Reaction to the growth in the country's Hispanic population has been unfriendly. The federal government talks of installing cameras, flying drones and a 700-mile fence along the Mexican border. There has been a crackdown on driver's licenses for illegal immigrants. There is a small-minded insistence by some Americans to have "English only" spoken in our public agencies and schools.

It's an overwrought - if all too familiar - reaction to those simply chasing the American dream. For all our talk about being a melting pot, this nation has spent much of its history trying to prevent immigration. In the 19th century, we tried to keep out the Germans and Irish. At the turn of the 20th century, we banned Chinese, Japanese and Indian immigrants. In the 1920s, we shut the door to those from Eastern and Southern Europe, particularly Catholics and Jews.

Always, the critics complained that certain ethnic groups, races and religions were a threat to our "American culture." Even that champion of American broad-mindedness, Benjamin Franklin, complained in the late 1700s that German immigrants were coming in such numbers that they were going to make us all speak German.

"There have always been groups who look at migrants and say we can't accept those people because they won't be a part of the country," said Florida State University history professor Suzanne Sinke, who specializes in immigration history. "There is a saying that 'riff-raff' is the people who come after you."

Yet all of those once-shunned groups eventually came, assimilated into our culture and made us a more diverse, stronger country.

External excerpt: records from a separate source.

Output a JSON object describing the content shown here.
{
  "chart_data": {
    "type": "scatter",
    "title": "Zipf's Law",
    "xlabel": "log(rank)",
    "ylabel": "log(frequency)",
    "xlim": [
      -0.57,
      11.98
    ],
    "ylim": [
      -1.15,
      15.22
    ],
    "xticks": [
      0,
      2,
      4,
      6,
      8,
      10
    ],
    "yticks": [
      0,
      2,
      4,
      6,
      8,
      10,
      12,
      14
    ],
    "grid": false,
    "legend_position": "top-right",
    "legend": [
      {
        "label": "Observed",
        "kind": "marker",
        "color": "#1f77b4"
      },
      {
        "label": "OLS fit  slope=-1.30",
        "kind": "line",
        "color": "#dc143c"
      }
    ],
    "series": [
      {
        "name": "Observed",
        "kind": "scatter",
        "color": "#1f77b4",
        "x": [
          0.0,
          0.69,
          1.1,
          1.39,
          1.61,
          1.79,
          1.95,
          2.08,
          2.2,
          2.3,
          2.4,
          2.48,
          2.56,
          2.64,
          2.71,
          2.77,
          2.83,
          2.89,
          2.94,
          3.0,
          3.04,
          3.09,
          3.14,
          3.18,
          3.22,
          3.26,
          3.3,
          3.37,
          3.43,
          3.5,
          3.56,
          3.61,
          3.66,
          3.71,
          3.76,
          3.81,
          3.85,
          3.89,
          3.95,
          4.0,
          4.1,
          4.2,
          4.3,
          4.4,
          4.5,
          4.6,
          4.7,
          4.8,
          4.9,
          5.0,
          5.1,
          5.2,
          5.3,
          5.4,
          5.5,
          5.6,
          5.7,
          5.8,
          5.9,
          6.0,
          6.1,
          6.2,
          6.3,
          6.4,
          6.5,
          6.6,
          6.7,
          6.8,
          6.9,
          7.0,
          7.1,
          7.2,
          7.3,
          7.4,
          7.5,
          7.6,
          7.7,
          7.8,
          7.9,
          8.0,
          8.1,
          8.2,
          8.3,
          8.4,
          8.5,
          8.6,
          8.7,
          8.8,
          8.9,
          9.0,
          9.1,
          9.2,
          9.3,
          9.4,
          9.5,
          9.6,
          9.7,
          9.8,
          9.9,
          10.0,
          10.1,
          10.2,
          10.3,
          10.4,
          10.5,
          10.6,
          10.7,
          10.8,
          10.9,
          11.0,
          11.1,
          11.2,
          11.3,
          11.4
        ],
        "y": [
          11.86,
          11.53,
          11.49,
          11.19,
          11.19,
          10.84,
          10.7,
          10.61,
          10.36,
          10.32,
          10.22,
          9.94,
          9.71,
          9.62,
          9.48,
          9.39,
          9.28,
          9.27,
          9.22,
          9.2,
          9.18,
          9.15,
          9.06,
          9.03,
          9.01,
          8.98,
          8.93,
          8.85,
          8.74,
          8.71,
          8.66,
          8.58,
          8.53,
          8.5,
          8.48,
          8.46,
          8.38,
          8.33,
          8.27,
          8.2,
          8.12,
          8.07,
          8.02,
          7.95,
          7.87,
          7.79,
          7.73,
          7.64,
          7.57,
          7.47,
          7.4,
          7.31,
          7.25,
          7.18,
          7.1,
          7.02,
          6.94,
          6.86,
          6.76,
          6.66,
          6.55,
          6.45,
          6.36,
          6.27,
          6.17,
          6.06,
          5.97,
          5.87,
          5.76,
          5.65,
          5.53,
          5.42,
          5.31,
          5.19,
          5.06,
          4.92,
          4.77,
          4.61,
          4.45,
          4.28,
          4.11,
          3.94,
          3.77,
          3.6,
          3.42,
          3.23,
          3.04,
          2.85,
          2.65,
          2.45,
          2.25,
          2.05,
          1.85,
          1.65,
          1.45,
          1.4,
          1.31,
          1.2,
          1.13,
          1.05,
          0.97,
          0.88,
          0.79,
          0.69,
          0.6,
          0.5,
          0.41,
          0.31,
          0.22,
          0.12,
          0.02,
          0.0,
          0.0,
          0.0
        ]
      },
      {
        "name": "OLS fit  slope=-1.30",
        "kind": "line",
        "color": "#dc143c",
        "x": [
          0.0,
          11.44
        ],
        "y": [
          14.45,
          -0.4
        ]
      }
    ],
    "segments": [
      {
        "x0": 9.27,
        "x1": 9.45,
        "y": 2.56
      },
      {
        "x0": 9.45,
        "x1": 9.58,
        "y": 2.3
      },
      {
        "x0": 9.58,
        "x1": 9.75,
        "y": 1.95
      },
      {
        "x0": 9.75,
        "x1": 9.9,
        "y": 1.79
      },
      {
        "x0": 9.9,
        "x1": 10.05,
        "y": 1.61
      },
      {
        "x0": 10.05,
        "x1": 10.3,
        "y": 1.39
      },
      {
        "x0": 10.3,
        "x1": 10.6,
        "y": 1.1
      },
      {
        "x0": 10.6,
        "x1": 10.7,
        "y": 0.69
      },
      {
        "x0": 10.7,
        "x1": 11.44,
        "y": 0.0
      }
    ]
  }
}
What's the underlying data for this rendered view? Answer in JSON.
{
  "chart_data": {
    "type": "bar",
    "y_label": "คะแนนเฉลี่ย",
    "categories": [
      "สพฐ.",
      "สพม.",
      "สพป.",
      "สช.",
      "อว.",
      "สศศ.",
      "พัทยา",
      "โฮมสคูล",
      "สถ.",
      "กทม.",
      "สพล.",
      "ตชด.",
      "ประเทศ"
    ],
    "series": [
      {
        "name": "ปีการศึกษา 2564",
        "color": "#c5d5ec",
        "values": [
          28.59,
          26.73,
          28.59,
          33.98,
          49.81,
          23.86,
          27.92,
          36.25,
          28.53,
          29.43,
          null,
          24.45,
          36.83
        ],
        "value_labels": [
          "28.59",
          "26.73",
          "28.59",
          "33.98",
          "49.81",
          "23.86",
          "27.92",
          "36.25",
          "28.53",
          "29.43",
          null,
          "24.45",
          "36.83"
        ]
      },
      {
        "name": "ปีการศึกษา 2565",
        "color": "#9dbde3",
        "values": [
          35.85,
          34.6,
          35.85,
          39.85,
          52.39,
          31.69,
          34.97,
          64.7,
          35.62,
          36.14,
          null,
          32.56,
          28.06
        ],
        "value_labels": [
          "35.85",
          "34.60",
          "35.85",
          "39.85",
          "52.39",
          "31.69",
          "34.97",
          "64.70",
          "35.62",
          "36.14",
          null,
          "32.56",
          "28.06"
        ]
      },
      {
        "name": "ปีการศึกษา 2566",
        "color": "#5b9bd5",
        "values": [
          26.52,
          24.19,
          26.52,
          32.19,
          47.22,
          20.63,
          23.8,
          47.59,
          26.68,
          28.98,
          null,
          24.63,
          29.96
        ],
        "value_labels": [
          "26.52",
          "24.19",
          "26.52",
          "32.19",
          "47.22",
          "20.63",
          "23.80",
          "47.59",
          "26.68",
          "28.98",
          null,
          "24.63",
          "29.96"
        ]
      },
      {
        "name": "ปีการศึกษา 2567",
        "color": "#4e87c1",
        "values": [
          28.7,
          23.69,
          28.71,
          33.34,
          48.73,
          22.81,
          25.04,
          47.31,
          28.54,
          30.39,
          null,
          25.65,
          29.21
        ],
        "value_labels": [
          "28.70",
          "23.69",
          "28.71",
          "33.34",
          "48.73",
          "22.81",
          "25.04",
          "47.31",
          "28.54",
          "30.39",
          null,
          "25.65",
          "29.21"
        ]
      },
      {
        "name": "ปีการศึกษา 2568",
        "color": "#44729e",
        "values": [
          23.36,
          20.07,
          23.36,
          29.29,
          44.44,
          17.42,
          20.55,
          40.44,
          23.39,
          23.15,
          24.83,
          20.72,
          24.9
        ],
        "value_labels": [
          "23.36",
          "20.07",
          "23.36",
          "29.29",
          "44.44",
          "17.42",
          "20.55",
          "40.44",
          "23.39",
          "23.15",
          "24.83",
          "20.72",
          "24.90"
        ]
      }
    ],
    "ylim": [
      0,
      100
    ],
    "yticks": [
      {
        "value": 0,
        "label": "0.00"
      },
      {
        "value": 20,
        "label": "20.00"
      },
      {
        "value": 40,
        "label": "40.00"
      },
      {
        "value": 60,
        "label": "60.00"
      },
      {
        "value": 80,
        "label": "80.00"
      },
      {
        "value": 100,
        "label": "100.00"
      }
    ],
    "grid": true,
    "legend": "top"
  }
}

It is laughable to imagine their not being part of America now, just as someday it will be laughable to imagine the U.S. without its Hispanic population.

"There has always been a significant degree of animosity against people who were later accepted. (Assimilation) is one of our strengths," Sinke said. "I don't see enough differences in what is going on today to warrant the belief this (wave of immigration) would be any different."